The glassblower twisted his lips and bent low toward the melted sand. Air trickled through his teeth and then it wasn't melted sand anymore. It was a boat. With a tiny flat sail the size of a paperclip. Viki looked at the miniature flame blower in his other hand then at her broken mirror. A piece of glass fell out and landed with a clink next to her pointed heel.
The glassblower smiled at her. “What can I do for you?”
Viki picked up the piece of glass, careful not to let it cut her finger. She held it up to the light, watched the sun warp into a piece of glitter, then looked at the glassblower. “Can you make me a piece this size? In violet?” She pulled another piece off the mirror. “One like this too. In amber.”

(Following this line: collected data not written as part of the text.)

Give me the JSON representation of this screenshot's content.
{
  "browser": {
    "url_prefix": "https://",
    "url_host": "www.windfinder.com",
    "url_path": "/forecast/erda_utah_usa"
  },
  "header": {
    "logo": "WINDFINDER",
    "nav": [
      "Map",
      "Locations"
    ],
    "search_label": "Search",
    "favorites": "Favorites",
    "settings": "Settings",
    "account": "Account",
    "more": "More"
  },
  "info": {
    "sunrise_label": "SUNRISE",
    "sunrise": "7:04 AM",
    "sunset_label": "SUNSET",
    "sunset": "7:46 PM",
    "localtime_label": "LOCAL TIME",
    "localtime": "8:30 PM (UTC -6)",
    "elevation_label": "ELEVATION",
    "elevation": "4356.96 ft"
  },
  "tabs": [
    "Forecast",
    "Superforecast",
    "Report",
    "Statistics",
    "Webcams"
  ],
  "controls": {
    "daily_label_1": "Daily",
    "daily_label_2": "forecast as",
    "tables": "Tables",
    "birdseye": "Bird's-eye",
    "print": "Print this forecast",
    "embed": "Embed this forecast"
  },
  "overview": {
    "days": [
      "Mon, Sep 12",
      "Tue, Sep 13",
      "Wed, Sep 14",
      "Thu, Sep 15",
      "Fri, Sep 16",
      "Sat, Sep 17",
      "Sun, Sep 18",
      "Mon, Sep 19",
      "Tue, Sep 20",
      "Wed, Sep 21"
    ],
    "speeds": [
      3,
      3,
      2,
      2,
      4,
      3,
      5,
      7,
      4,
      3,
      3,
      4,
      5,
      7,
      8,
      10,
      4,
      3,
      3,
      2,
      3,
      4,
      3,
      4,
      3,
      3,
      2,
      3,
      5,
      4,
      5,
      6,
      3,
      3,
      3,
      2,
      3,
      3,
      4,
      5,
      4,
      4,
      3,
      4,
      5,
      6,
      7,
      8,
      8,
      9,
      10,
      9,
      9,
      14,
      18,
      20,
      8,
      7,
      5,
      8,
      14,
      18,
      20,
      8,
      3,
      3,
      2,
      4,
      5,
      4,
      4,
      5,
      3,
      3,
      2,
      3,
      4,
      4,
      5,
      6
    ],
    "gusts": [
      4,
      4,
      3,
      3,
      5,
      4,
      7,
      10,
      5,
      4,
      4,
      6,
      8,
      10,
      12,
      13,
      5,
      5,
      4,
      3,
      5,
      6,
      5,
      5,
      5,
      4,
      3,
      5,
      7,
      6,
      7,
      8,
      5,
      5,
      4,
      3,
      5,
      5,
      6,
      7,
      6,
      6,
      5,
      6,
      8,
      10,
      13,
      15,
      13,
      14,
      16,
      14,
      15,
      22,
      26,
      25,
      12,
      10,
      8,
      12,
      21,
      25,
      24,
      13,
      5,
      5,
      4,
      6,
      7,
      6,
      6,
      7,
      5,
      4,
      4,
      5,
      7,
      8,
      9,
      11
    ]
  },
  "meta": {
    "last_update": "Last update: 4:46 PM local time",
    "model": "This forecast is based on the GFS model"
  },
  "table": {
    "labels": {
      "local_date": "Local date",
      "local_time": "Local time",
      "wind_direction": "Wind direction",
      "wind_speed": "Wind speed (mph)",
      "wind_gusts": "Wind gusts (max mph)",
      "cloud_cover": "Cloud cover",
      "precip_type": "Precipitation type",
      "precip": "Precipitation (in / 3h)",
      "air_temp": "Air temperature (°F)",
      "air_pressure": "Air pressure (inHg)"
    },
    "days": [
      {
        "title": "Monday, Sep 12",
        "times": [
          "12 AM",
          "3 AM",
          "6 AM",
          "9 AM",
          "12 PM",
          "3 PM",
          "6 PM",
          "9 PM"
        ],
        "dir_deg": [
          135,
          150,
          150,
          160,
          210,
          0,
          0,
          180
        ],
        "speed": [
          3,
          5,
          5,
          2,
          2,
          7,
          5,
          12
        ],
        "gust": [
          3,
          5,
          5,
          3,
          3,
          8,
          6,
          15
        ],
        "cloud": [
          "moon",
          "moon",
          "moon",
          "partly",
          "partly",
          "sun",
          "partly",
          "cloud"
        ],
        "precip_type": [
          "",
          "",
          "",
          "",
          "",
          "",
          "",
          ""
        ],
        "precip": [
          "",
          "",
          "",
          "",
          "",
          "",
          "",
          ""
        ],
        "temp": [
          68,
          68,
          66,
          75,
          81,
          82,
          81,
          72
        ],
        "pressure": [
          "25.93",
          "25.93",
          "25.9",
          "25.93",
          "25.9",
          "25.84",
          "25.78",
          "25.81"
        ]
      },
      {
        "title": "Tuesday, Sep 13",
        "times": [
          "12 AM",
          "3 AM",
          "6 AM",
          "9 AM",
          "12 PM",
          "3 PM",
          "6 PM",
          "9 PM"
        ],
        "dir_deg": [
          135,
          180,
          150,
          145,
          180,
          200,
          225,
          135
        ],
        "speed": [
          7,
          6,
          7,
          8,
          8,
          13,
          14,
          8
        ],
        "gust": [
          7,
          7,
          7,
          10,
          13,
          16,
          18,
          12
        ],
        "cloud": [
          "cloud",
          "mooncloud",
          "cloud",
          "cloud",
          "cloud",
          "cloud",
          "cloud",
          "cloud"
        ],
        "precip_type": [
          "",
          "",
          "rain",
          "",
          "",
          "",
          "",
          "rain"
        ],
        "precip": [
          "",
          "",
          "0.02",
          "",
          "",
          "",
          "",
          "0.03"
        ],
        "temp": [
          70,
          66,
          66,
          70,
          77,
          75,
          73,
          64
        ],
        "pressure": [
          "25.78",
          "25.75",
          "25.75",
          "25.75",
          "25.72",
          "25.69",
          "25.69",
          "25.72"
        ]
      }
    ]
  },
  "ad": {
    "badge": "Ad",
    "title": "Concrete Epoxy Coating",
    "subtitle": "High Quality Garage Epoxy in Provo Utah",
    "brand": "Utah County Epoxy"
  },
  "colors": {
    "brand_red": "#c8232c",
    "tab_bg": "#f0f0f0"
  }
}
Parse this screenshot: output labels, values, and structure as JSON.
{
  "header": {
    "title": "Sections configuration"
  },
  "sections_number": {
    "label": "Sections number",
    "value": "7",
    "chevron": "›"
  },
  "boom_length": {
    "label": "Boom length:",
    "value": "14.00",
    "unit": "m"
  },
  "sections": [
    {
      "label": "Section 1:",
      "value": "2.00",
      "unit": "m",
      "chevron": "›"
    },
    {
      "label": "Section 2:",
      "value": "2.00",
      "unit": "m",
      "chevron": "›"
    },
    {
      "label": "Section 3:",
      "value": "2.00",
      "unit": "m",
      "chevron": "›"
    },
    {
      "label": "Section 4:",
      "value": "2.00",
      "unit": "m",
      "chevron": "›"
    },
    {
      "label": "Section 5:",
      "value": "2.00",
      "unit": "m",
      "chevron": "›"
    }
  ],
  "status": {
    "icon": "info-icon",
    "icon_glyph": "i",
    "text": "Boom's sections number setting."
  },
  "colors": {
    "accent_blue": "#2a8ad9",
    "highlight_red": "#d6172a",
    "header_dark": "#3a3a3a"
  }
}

The morning glories died. Connie went into town to visit her mother for a few days and when she came back there was nothing left of them but a withered vine of gold that crumbled at her touch. Perhaps she ought to have asked the woman down the street to water them while she was gone but the spring had plummeted into a sweltering summer. They couldn't have had too much life left in them anyways

Viki hung the mirror back on the wall, admiring the scattering of color it cast over the window.
Rick looked up from his plate of eggs. “What's that?”
“My mirror.”
He made a gurgling sound as he swallowed. “What did you do to it? How will you see yourself?”
She turned to look at him. “The way I am.”

An unfinished story. A piece of nothing. A shriveled plant. What came before is what comes after.